Chancellor George Osborne’s Budget has piqued the interest of homeowners and first-time buyers, but there’s a devil in the details as far as landlords are concerned. On page 51 of the Budget Red Book, it says: “Building on the recommendations of the independent review of the sharing economy, the government will: make it easier for individuals to sub-let a room through its intention to legislate to prevent the use of clauses in private fixed-term residential tenancy agreements that expressly rule out sub-letting or otherwise sharing space on a short-term basis, and consider extending this prohibition to statutory periodic tenancies.”
If landlords are not allowed to prevent tenants from sub-letting rooms in their property, a number of problems could arise. If the landlord can’t block the entry of a sub-tenant, then that throws up issues of damage, parking, and overcrowding. Such conditions could easily breach insurance and mortgage terms.

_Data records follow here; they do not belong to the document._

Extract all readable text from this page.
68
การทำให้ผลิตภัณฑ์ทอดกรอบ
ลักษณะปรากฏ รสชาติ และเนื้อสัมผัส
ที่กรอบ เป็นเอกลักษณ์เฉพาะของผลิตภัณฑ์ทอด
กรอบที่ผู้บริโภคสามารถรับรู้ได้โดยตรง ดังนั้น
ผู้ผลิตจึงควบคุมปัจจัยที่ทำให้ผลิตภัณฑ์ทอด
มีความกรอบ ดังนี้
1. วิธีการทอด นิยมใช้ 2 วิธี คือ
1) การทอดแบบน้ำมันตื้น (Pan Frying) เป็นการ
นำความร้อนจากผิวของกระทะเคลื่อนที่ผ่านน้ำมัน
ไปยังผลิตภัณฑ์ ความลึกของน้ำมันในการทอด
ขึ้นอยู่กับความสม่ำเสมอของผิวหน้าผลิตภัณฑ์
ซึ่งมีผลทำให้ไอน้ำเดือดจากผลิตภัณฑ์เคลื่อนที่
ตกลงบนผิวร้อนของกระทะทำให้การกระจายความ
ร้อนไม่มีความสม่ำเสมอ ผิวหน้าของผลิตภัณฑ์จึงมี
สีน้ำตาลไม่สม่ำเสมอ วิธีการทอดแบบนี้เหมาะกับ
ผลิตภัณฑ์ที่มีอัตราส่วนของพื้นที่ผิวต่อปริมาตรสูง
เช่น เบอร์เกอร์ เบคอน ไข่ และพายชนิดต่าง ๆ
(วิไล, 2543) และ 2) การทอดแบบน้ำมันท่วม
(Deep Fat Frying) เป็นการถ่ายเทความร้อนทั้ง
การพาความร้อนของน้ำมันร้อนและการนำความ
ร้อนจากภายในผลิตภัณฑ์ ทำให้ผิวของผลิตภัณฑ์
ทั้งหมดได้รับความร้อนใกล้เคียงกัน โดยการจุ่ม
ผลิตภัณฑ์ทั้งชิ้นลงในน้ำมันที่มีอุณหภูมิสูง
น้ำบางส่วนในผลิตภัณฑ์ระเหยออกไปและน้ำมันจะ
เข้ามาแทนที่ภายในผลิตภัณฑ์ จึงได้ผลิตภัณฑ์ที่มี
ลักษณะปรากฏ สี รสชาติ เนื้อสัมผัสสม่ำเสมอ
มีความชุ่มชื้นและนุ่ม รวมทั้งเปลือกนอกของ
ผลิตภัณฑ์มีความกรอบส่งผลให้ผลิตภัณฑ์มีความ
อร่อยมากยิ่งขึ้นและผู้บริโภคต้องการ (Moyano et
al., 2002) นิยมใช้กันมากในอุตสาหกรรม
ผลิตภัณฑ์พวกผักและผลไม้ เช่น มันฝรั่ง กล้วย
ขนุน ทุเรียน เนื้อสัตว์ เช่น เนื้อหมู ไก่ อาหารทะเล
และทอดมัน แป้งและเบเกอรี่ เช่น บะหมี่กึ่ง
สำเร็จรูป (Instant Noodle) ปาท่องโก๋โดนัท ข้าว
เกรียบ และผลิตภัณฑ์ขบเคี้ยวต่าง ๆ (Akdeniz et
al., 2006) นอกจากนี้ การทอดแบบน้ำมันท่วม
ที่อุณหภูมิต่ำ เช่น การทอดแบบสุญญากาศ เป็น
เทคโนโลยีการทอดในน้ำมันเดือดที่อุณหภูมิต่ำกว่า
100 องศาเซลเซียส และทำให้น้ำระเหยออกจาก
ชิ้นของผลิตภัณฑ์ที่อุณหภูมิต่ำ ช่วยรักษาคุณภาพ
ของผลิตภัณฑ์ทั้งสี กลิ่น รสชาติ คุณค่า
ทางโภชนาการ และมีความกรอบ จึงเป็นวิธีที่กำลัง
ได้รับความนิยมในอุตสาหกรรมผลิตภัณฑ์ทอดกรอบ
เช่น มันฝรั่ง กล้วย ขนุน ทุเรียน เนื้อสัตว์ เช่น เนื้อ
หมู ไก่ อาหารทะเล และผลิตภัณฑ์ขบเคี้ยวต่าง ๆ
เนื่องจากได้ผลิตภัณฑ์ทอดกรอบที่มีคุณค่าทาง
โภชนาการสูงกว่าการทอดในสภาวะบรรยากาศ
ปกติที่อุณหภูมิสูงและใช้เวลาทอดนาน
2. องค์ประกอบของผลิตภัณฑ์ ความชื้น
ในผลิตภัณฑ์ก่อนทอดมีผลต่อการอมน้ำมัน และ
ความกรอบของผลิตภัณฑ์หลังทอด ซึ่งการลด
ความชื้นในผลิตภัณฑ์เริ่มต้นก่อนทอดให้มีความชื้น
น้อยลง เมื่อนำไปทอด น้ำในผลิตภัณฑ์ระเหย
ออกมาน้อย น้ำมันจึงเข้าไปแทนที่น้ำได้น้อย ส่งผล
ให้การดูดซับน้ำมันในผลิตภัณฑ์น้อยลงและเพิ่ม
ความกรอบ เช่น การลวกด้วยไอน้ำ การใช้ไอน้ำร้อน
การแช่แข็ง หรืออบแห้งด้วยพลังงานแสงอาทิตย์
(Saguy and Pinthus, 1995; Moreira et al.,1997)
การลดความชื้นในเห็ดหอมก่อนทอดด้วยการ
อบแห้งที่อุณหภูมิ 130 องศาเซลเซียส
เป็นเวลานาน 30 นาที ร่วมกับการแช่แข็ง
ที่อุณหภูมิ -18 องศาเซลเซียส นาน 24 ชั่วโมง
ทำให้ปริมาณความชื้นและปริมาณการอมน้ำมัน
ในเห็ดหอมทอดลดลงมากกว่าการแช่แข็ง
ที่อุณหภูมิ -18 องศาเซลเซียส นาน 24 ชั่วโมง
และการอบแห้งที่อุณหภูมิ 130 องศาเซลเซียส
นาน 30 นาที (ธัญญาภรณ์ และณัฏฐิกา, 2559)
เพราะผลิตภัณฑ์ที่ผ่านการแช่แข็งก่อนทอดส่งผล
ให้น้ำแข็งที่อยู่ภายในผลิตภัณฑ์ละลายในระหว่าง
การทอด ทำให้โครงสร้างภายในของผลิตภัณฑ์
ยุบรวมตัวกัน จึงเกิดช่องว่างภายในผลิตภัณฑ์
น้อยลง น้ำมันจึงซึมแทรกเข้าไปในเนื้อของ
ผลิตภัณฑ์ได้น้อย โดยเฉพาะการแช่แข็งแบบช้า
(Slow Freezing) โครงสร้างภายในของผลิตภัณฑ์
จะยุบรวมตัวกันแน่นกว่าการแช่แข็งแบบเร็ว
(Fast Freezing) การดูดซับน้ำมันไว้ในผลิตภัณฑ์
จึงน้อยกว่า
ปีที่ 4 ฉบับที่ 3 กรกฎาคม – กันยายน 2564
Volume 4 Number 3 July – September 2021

And what happens if the landlord wants to evict a sub-tenant with a Section 21? Will the Deregulation Bill amendments block landlords from carrying out a ‘revenge’ eviction?
What about the soon-to-be enforced immigrant checks? Will the landlord be penalised for not checking the immigrant status of a sub-tenant?
RLA chairman Alan Ward said: The measures on sub-letting are a nightmare in the making and smack of ‘back of the fag packet’ policy making.”